Vergütung > Pflegeleistungen nach SGB XI
Erfolgt die Pflege und Betreuung von Pflegebedürftigen teilweise oder komplett durch pflegende Angehörige oder sonstige private Pflegepersonen, besteht ein Anspruch auf Verhinderungspflege. D.h., es wird für maximal 28 Tage bzw. 1612€ pro Jahr eine professionelle Ersatzpflege durch einen Pflegedienst sichergestellt. Die Verhinderungspflege kann bei jedweder Verhinderung der privaten Pflegeperson in Anspruch genommen werden. Die Anspruchnahme ist sowohl stunden-, tage- und/oder wochenweise möglich. D.h., Verhinderungspflege kann beantragt werden, auch wenn die private Pflegeperson nur für einige Stunden die Betreuung nicht übernehmen kann.

Die Verhinderungspflege kann neben der ambulanten Betreuung durch einen Pflegedienst auch in Form einer sogenannten Kurzzeitpflege in einer stationären Pflegeeinrichtung erfolgen.

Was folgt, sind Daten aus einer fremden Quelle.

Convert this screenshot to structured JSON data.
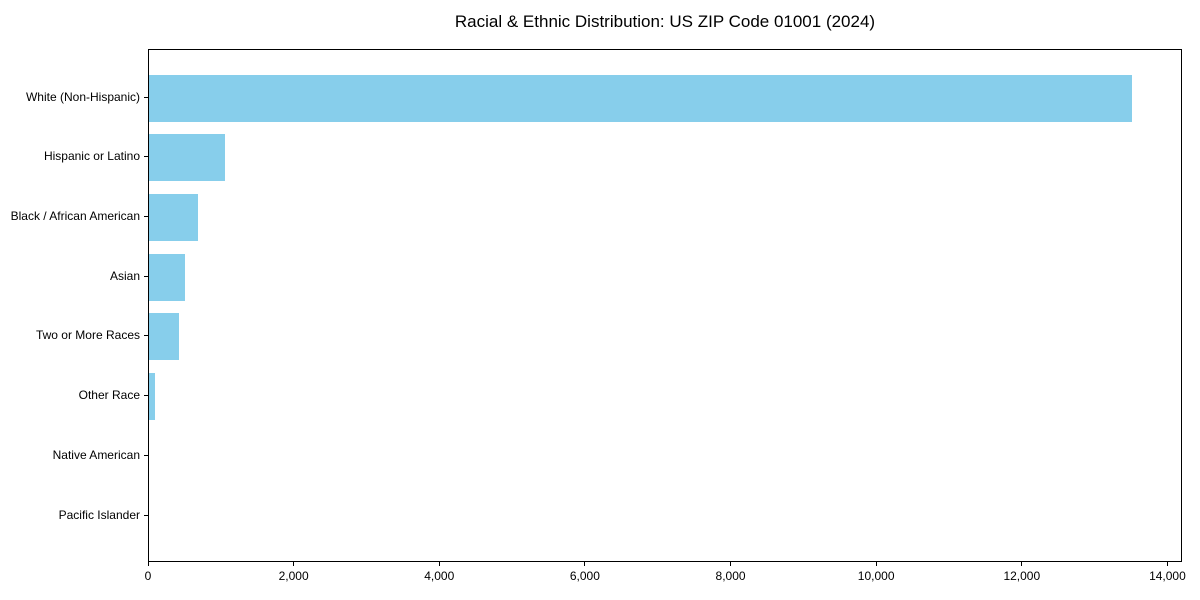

Übernimmt eine andere private Pflegeperson die Pflege, erhält der Pflegebedürftige wie bisher entweder das gesamte Pflegegeld oder das anteilige Pflegegeld in Rahmen der Kombinationsleistungen.
Gründe für die Inanspruchnahme können sein: Urlaub, Krankheit, Rehamaßnahmen, aber auch ein Theaterbesuch, Teilnahme an einem Pflegekurs usw. Allerdings müssen die pflegenden Angehörigen nicht zwingend einen Grund für die Inanspruchnahme einer Verhinderungspflege angeben. Ansonsten gelten folgende Voraussetzungen:

  • Es muss eine Pflegestufe vorliegen (Mindestens 0 mit eingeschränkter Alltagskompetenz)
  • Der zu Pflegende muss durch eine private Pflegeperson (Angehörige, Freunde) mindestens 6 Monate zuvor betreut worden sein. Der Beginn der Pflegezeit wird meist mit dem Zeitpunkt der Genehmigung der Pflegestufe gleichgesetzt. (Tritt ein erneuter Fall ein, der eine Verhinderungspflege erfordert, entfällt die 6monatige Wartezeit.)
  • Wird der zu Pflegende ausschließlich über einen Pflegedienst betreut und nicht von den Angehörigen, können die Angehörigen keine Verhinderungspflege beantragen.
  • Ab 2015 kann für die Verhinderungspflege auch noch 50 % der Kurzzeitpflege angerechnet (kombiniert) werden, sofern für diesen Betrag im laufenden Kalenderjahr noch keine Kurzzeitpflege in Anspruch genommen wurde. Somit würde sich der bereitgestellte Betrag für die Verhinderungspflege auf 2.418 € erhöhen.